Quatrième
siècle après Jésus Christ. Dans la ville d'Alexandrie, placée sous le
contrôle de Rome, se côtoient Juifs, Chrétiens et "Païens". Une jeune
et jolie femme, Hypatia (Rachel Weisz), fille de Theon (Michael
Lonsdale), conservateur de la célèbre bibliothèque, enseigne
l'astronomie à un groupe d'hommes parmi lesquels Orestes (Oscar Isaac)
et Davus (Max Minghella). Les tensions se font de plus en plus vives
entre les différentes communautés, et, emportés par le fanatique Cyril
(Sami Samir), les Chrétiens saccagent la bibliothèque...

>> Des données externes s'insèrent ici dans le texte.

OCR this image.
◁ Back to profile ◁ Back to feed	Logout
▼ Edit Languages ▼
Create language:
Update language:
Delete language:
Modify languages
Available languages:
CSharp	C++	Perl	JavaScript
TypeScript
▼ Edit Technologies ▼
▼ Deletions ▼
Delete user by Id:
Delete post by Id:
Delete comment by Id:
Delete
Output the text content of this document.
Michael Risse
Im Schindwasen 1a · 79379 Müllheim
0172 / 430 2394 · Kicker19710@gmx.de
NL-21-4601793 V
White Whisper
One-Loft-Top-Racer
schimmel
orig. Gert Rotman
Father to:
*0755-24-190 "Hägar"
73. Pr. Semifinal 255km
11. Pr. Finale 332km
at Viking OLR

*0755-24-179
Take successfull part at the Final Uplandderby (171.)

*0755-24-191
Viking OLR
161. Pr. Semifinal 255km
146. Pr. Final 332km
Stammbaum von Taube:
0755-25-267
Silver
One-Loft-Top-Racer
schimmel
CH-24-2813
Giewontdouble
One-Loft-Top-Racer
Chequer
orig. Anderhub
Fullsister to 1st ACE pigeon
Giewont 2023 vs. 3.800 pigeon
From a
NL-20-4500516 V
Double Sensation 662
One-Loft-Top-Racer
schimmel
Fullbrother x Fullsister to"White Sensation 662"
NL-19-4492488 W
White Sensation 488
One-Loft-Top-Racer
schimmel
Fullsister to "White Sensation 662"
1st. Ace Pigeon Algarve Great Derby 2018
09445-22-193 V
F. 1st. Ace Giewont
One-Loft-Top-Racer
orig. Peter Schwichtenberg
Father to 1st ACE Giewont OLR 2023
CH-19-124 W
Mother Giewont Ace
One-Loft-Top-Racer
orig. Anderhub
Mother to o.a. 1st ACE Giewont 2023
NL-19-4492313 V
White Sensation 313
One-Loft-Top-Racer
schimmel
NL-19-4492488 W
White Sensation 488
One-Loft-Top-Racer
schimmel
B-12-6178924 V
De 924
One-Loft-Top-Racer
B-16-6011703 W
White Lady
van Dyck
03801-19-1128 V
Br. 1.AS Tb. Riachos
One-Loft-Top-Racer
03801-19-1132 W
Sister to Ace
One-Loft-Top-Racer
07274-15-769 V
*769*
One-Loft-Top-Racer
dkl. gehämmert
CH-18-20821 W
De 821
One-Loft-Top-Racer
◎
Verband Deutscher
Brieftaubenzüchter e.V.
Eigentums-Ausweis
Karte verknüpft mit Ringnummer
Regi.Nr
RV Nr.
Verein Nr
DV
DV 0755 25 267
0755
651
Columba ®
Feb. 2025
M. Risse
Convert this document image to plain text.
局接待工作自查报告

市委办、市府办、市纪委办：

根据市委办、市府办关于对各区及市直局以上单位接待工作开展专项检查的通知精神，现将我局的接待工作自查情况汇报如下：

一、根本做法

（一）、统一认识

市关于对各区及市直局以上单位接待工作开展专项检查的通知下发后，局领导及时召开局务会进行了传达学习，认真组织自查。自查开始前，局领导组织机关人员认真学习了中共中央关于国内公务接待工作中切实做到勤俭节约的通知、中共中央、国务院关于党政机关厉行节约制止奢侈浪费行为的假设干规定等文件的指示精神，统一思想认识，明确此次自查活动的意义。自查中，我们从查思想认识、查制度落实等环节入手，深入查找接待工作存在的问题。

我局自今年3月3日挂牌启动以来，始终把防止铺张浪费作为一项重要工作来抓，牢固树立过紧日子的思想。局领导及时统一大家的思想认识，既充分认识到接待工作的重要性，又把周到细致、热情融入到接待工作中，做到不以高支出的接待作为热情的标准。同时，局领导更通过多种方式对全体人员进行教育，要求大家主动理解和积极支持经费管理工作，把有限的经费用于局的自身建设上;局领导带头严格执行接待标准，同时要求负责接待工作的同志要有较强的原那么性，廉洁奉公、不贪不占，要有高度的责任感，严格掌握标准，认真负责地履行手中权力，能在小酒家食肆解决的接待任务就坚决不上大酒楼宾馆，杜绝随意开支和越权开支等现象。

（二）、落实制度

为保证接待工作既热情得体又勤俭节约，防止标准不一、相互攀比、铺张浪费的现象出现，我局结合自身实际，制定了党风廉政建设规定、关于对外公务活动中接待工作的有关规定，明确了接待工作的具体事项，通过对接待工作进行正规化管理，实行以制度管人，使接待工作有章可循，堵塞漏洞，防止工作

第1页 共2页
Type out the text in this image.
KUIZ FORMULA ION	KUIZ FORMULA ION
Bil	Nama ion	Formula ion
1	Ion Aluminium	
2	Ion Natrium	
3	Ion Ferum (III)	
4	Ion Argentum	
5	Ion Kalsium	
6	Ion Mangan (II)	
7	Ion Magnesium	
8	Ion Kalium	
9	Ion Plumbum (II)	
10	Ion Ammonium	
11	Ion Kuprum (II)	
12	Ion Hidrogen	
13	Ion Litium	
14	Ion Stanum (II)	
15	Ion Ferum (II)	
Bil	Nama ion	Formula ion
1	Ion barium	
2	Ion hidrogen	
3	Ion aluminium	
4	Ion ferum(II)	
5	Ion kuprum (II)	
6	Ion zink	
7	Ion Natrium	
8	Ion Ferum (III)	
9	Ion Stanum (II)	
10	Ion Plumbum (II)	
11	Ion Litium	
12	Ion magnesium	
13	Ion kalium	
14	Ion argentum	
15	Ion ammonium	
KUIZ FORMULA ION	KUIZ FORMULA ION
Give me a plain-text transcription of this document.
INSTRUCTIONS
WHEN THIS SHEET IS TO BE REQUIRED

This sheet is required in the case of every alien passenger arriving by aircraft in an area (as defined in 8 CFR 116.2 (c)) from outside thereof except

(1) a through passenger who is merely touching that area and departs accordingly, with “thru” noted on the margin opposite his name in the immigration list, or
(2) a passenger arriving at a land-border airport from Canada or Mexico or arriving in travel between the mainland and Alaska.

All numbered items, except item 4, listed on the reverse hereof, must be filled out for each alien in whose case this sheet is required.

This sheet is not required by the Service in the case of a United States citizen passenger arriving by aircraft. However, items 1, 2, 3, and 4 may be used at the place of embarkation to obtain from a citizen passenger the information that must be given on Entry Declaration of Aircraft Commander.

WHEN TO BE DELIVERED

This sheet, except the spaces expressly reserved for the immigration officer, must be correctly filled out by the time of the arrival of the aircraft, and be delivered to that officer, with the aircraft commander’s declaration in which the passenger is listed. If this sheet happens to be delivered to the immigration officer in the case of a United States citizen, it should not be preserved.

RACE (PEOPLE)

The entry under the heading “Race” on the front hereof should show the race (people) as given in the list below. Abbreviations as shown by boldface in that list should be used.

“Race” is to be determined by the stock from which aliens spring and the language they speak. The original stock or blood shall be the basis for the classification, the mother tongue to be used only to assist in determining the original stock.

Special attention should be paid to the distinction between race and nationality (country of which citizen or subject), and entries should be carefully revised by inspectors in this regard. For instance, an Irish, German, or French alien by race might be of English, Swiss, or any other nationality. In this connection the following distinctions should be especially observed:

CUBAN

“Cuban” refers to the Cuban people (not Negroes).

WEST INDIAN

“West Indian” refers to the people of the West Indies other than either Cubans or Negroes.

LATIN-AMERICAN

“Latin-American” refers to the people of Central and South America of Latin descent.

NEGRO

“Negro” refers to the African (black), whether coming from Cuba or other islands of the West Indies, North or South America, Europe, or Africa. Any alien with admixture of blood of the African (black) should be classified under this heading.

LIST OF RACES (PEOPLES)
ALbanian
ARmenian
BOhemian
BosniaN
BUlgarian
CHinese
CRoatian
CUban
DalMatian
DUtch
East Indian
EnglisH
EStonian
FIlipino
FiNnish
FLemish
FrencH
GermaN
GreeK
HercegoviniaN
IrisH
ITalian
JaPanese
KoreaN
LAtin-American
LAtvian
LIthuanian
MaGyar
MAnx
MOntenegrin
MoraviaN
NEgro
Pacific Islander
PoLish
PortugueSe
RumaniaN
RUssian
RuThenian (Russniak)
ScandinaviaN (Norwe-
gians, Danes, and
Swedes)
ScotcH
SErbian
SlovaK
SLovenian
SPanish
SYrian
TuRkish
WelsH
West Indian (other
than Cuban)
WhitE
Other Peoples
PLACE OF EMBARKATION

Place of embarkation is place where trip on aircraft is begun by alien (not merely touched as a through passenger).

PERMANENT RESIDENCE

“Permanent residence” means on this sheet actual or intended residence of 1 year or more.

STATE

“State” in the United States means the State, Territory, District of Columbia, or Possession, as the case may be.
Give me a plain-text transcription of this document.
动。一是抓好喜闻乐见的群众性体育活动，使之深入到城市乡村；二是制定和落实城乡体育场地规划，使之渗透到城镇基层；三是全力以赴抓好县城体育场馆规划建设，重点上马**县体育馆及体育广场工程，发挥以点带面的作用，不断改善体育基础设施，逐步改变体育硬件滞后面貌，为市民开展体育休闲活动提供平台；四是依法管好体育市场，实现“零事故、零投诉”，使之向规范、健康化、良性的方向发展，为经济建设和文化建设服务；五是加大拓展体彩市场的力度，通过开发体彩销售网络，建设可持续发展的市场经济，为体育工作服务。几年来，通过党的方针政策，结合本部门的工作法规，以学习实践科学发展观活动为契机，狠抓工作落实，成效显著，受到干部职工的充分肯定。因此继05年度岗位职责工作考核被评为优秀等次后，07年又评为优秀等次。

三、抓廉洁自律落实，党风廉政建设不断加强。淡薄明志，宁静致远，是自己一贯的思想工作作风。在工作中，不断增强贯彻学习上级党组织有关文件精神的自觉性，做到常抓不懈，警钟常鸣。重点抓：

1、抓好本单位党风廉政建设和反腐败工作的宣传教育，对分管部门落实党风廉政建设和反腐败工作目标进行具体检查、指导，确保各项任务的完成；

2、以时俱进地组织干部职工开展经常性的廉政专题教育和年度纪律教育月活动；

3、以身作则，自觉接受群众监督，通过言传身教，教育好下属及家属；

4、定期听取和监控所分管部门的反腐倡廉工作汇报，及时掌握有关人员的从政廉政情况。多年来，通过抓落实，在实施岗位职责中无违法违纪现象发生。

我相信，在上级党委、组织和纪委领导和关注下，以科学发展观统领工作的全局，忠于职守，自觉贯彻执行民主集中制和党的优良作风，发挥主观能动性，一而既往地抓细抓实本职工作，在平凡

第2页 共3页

Changement radical de thématique pour le réalisateur des "Autres" et de "Ouvre les yeux".
Son incursion inattendue dans le peplum est-elle convaincante ? Si l'on
se place sur le plan de la reconstitution, la réponse est oui. La
camera survole les décors avec une ampleur majestueuse et le spectateur
n'a pas de difficulté à se croire transporté au coeur de la cité
culturelle. De même il est tout à fait passionnant de voir le scénario
tourner autour d'une héroïne atypique, aussi gracieuse qu'évoluée
intellectuellement dans une époque où la femme n'avait pas vraiment
pour destinée de devenir une flamme culturelle. En revanche, si l'on
considère le résultat global, l'enthousiasme est nettement affaibli.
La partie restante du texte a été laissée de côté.